Consider the divisors (where $N$ will be determined later)
$$D_1=(-2)\cdot x_1+...+(-2)\cdot x_n+N\cdot x_0\quad \text {and} \quad D_2=(-1)\cdot x_1+...+(-1)\cdot x_n+N\cdot x_0$$ and their associated sheaves (=line bundles) $\mathcal O(D_1), \mathcal O(D_2)$.
They give rise to a short exact sequence of sheaves $$ 0\to \mathcal O(D_1)\to \mathcal O(D_2)\to \mathcal Q\to 0 $$ where the quotient sheaf $\mathcal Q$ is a finite sum of sky-scraper sheaves of rank $1$.
Taking cohomology we get $$ ...\to H^0(X, D_2)\to H^0(X,\mathcal Q) \to H^1(X,D_1)\to ...$$
Now $H^1(X,D_1)$ is dual to $H^0(X,K_X(2\cdot x_1+...+2\cdot x_n-N\cdot x_0))$ (by Serre duality) and is thus zero for $N\gt 2n+2g-2 $.
This choice of $N$ implies that the morphism $\gamma : H^0(X, D_2)\to H^0(X,\mathcal Q)$ is surjective.

And what has this got to do with your problem? It solves it!

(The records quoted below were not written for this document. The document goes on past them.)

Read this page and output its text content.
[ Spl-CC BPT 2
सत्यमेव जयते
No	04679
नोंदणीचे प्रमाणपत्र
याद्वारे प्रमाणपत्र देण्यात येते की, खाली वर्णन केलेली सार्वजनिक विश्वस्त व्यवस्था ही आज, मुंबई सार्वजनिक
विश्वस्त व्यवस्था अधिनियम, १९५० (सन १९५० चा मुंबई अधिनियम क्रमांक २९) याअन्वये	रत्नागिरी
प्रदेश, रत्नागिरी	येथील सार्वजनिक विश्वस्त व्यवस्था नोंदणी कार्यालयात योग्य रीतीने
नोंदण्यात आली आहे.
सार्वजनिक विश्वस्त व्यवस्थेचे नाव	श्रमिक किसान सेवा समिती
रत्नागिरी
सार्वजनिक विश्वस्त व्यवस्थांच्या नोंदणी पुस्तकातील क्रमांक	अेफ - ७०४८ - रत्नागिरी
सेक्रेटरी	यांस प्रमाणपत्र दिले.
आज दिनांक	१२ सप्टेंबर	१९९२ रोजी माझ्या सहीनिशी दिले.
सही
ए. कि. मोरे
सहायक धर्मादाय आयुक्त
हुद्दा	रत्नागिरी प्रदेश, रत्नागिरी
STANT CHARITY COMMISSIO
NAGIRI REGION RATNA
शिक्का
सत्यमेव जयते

Indeed, if you choose a coordinate $z_i$ near $x_i$, the stalk $\mathcal Q_{x_i}$ is identified with the complex line $\mathbb C\cdot z_i$ and by choosing a section $s\in H^0(X, \mathcal O(D_2))$ mapping to a $\gamma(s)\in H^0(X,\mathcal Q)$ non-zero at every $x_i$ you obtain the required meromorphic function $s$: its only pole is at $x_0$ and it has zeros of order exactly $1$ at the $x_i$'s.